Affirming.
The appellant, Ed. Fogle, was indicted by the Madison county grand jury, charged with the offense denounced by section 1214 of our statutes of seducing and carnally knowing Myrtle Walton, a female under twenty-one years of age while under a promise to marry her. On his trial he was convicted and punished by confinement in the penitentiary for one year, and from the judgment pronounced on the verdict, after his motion for a new trial was overruled, he prosecutes this appeal, urging through his counsel only one ground for a reversal, which is: That the court erred in failing to properly instruct the jury. *Page 746
The indictment named the prosecutrix and charged the offense in the language of the statute, and the instruction of the court submitting to the jury the issue as to defendant's guilt or innocence followed and adopted that language. It is now insisted on this appeal that under our opinions in the cases of Berry v. Commonwealth, 149 Ky. 398; Hudson v. Commonwealth,161 Ky. 257; Gaddis v. Commonwealth, 175 Ky. 183; Hoskins v. Commonwealth, 188 Ky. 80, and Morehead v. Commonwealth, 194 Ky. 592, it was the duty of the court to define the term "seduction" as used in the statute, and to submit to the jury the question of the chastity of the prosecutrix, as defined in those opinion. An examination of them will disclose the fact that the court in adjudging the applicable law under the particular facts presented by each of those records, used language which might be construed as announcing a necessary element of the offense in all cases, which was, that in order to secure a conviction under the charge, "it must appear that the seduced female was of chaste character at the time of the intercourse," although it might also appear that at some remote prior time her conduct was otherwise but which had been followed by a reformation on her part. It is quite evident that the court, wherever it so intimated in any of those opinions, was dealing with the facts presented by the particular record, and did not intend thereby to impose the burden upon the Commonwealth of proving the chastity of the prosecutrix in all cases as a prerequisite to conviction. If such proof was imperatively required, then it would logically follow that the indictment to be good should also contain an allegation to that effect, and which would be tantamount to inserting an element in the statute which it did not contain. Therefore, when the question was later presented in the case of Bush v. Commonwealth, 205 Ky. 14, the cases above cited were referred to and the rule deducible from them was stated to be, "That an instruction couched in the language of the indictment which follows the statute sufficiently defines seduction unless the question of chastity is at issue on the evidence, when it must be defined so as to include and present this element of the offense for consideration by the jury."

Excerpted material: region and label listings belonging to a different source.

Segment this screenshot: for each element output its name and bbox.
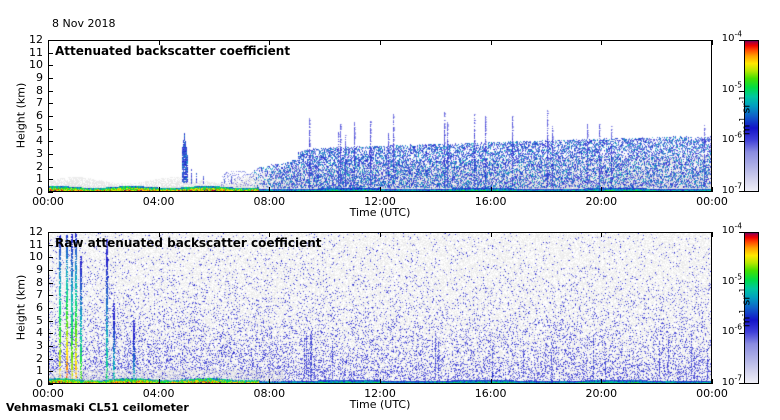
x-tick-label: 08:00 <box>247 387 291 400</box>
y-tick-label: 10 <box>17 250 43 263</box>
y-tick-mark <box>48 141 53 142</box>
y-tick-label: 7 <box>17 96 43 109</box>
y-tick-mark <box>48 384 53 385</box>
y-tick-label: 8 <box>17 84 43 97</box>
y-tick-label: 3 <box>17 147 43 160</box>
colorbar-tick-label: 10-5 <box>718 276 742 287</box>
x-tick-label: 00:00 <box>26 387 70 400</box>
x-tick-mark <box>380 187 381 192</box>
x-tick-mark <box>159 187 160 192</box>
plot-panel-raw <box>48 232 712 384</box>
y-tick-label: 12 <box>17 225 43 238</box>
colorbar-tick-mark <box>739 383 744 384</box>
x-tick-mark <box>712 187 713 192</box>
y-tick-mark <box>48 371 53 372</box>
colorbar-tick-mark <box>739 40 744 41</box>
x-tick-mark <box>601 187 602 192</box>
y-tick-mark <box>48 78 53 79</box>
y-tick-mark <box>48 154 53 155</box>
x-tick-label: 08:00 <box>247 195 291 208</box>
colorbar-tick-mark <box>739 232 744 233</box>
x-tick-mark-top <box>380 232 381 237</box>
colorbar-tick-mark <box>739 191 744 192</box>
y-tick-label: 7 <box>17 288 43 301</box>
x-tick-mark <box>712 379 713 384</box>
x-tick-mark <box>491 379 492 384</box>
x-tick-mark-top <box>712 232 713 237</box>
y-tick-label: 5 <box>17 122 43 135</box>
x-tick-label: 00:00 <box>690 387 734 400</box>
x-tick-label: 20:00 <box>579 195 623 208</box>
x-tick-label: 00:00 <box>690 195 734 208</box>
colorbar-tick-mark <box>739 91 744 92</box>
y-tick-label: 10 <box>17 58 43 71</box>
cb-exp2-bottom: -1 <box>738 288 747 295</box>
x-tick-mark <box>159 379 160 384</box>
y-tick-label: 6 <box>17 109 43 122</box>
x-tick-mark-top <box>48 40 49 45</box>
colorbar-tick-label: 10-4 <box>718 225 742 236</box>
panel-title-attenuated: Attenuated backscatter coefficient <box>55 44 290 58</box>
x-tick-label: 20:00 <box>579 387 623 400</box>
colorbar-tick-label: 10-6 <box>718 134 742 145</box>
x-tick-mark-top <box>491 40 492 45</box>
cb-unit-mid-bottom: sr <box>740 295 753 309</box>
x-tick-mark <box>380 379 381 384</box>
x-tick-label: 12:00 <box>358 387 402 400</box>
y-tick-mark <box>48 53 53 54</box>
y-tick-mark <box>48 308 53 309</box>
x-tick-mark-top <box>48 232 49 237</box>
y-tick-mark <box>48 116 53 117</box>
x-tick-mark-top <box>491 232 492 237</box>
x-tick-mark <box>48 379 49 384</box>
y-tick-mark <box>48 346 53 347</box>
y-tick-mark <box>48 333 53 334</box>
x-tick-mark-top <box>380 40 381 45</box>
y-tick-label: 12 <box>17 33 43 46</box>
footer-site-label: Vehmasmaki CL51 ceilometer <box>6 401 189 414</box>
plot-panel-attenuated <box>48 40 712 192</box>
x-tick-mark-top <box>601 40 602 45</box>
cb-exp1-top: -1 <box>738 117 747 124</box>
colorbar-tick-label: 10-4 <box>718 33 742 44</box>
y-tick-label: 1 <box>17 364 43 377</box>
y-tick-label: 8 <box>17 276 43 289</box>
colorbar-tick-mark <box>739 333 744 334</box>
y-tick-label: 4 <box>17 326 43 339</box>
cb-exp2-top: -1 <box>738 96 747 103</box>
y-tick-mark <box>48 283 53 284</box>
cb-unit-mid-top: sr <box>740 103 753 117</box>
x-tick-label: 04:00 <box>137 195 181 208</box>
y-tick-mark <box>48 129 53 130</box>
colorbar-tick-label: 10-6 <box>718 326 742 337</box>
colorbar-label-top: m-1 sr-1 <box>740 56 753 176</box>
x-tick-mark-top <box>601 232 602 237</box>
y-tick-mark <box>48 321 53 322</box>
colorbar-label-bottom: m-1 sr-1 <box>740 248 753 368</box>
panel-title-raw: Raw attenuated backscatter coefficient <box>55 236 322 250</box>
y-tick-mark <box>48 179 53 180</box>
colorbar-tick-mark <box>739 141 744 142</box>
y-tick-mark <box>48 359 53 360</box>
x-tick-label: 12:00 <box>358 195 402 208</box>
y-tick-label: 5 <box>17 314 43 327</box>
y-tick-mark <box>48 167 53 168</box>
cb-exp1-bottom: -1 <box>738 309 747 316</box>
y-tick-mark <box>48 245 53 246</box>
colorbar-tick-mark <box>739 283 744 284</box>
y-tick-mark <box>48 257 53 258</box>
x-tick-mark-top <box>712 40 713 45</box>
y-tick-mark <box>48 192 53 193</box>
date-label: 8 Nov 2018 <box>52 17 115 30</box>
x-tick-mark <box>491 187 492 192</box>
y-tick-mark <box>48 270 53 271</box>
x-tick-mark <box>269 187 270 192</box>
x-tick-label: 16:00 <box>469 195 513 208</box>
x-tick-mark <box>269 379 270 384</box>
y-tick-label: 11 <box>17 46 43 59</box>
y-tick-label: 9 <box>17 263 43 276</box>
y-tick-label: 2 <box>17 352 43 365</box>
y-tick-label: 3 <box>17 339 43 352</box>
colorbar-tick-label: 10-5 <box>718 84 742 95</box>
x-tick-mark <box>48 187 49 192</box>
y-tick-label: 4 <box>17 134 43 147</box>
y-tick-label: 2 <box>17 160 43 173</box>
y-tick-mark <box>48 295 53 296</box>
y-tick-label: 1 <box>17 172 43 185</box>
y-tick-label: 11 <box>17 238 43 251</box>
y-tick-mark <box>48 103 53 104</box>
y-tick-label: 9 <box>17 71 43 84</box>
x-tick-label: 16:00 <box>469 387 513 400</box>
y-tick-mark <box>48 65 53 66</box>
x-tick-label: 04:00 <box>137 387 181 400</box>
x-tick-label: 00:00 <box>26 195 70 208</box>
x-tick-mark <box>601 379 602 384</box>
y-tick-mark <box>48 91 53 92</box>
y-tick-label: 6 <box>17 301 43 314</box>
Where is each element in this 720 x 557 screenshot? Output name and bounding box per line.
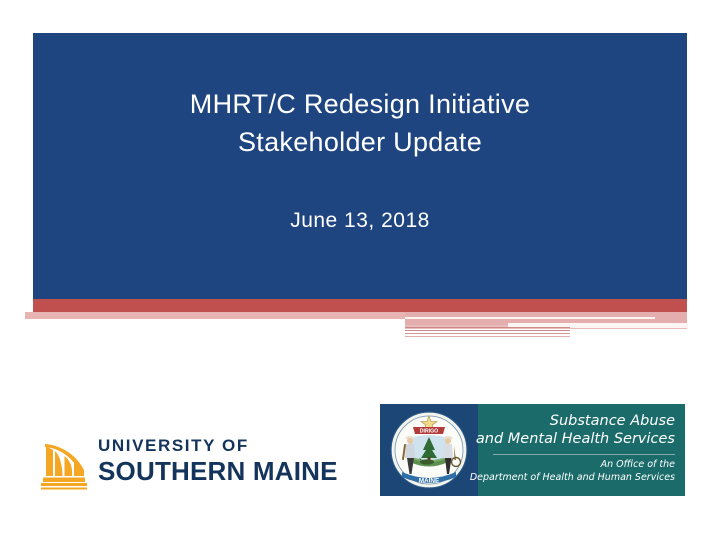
usm-wordmark-line-1: UNIVERSITY OF xyxy=(98,436,320,456)
decor-white-stripe-1 xyxy=(405,317,655,319)
decor-pink-bar-2 xyxy=(405,325,687,329)
maine-state-seal-icon: DIRIGO MAINE xyxy=(380,404,478,496)
university-of-southern-maine-logo: UNIVERSITY OF SOUTHERN MAINE xyxy=(40,436,320,498)
title-panel: MHRT/C Redesign Initiative Stakeholder U… xyxy=(33,33,687,299)
decor-white-stripe-2 xyxy=(508,323,688,328)
seal-motto: DIRIGO xyxy=(420,428,438,434)
samhs-seal-panel: DIRIGO MAINE xyxy=(380,404,478,496)
usm-wordmark-line-2: SOUTHERN MAINE xyxy=(98,456,320,486)
samhs-title: Substance Abuse and Mental Health Servic… xyxy=(476,412,675,448)
slide-title-line-1: MHRT/C Redesign Initiative xyxy=(33,85,687,123)
samhs-text-panel: Substance Abuse and Mental Health Servic… xyxy=(478,404,685,496)
usm-wordmark: UNIVERSITY OF SOUTHERN MAINE xyxy=(98,436,320,486)
decor-thin-line-1 xyxy=(405,327,570,328)
usm-sail-icon xyxy=(40,438,92,494)
presentation-slide: MHRT/C Redesign Initiative Stakeholder U… xyxy=(0,0,720,557)
seal-state-name: MAINE xyxy=(419,478,440,485)
title-panel-content: MHRT/C Redesign Initiative Stakeholder U… xyxy=(33,85,687,233)
samhs-divider xyxy=(493,454,675,455)
decor-pink-bar-left xyxy=(25,312,405,319)
samhs-logo: DIRIGO MAINE Substance Abuse and Mental … xyxy=(380,404,685,496)
decor-red-bar xyxy=(33,299,687,312)
samhs-title-line-2: and Mental Health Services xyxy=(476,430,675,448)
decor-thin-line-2 xyxy=(405,330,570,331)
samhs-sub-line-1: An Office of the xyxy=(470,459,675,472)
samhs-subtitle: An Office of the Department of Health an… xyxy=(470,459,675,484)
decor-pink-bar-right xyxy=(405,312,687,325)
decor-thin-line-3 xyxy=(405,333,570,334)
decor-thin-line-4 xyxy=(405,336,570,337)
slide-title-line-2: Stakeholder Update xyxy=(33,123,687,161)
samhs-sub-line-2: Department of Health and Human Services xyxy=(470,472,675,485)
slide-date: June 13, 2018 xyxy=(33,209,687,233)
samhs-title-line-1: Substance Abuse xyxy=(476,412,675,430)
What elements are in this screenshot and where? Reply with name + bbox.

It would, therefore, appear that neither the question as to the chastity of the prosecutrix nor a definition of seduction is necessary where there is no testimony impeaching *Page 747 her chastity. In other words, if she was unchaste at the time of the intercourse, within the definition given in those opinions, it is a defense which the defendant may rely on and introduce proof to sustain. No such defense was made in this case, and no proof offered to impeach the chastity of the prosecutrix, Myrtle Walton. It is true that the record discloses that for a time prior to the beginning of defendant's associations with her she was visited by another young man who was a student in the normal school at Richmond, but there is no intimation of any improper relations between them. On the contrary, it is shown to have been nothing more than the usual visitations of a young lady by an attentive young gentleman.
We, therefore, conclude that, in the absence of proof to establish unchastity on the part of the prosecutrix, it will be presumed that she was chaste, in which case it is sufficient for the instructions to follow the language of the statute, and which is all that is required, under the opinions referred to, to make the indictment sufficient.
The only error relied on having been found insufficient, and there being no other appearing in the record, the judgment is affirmed.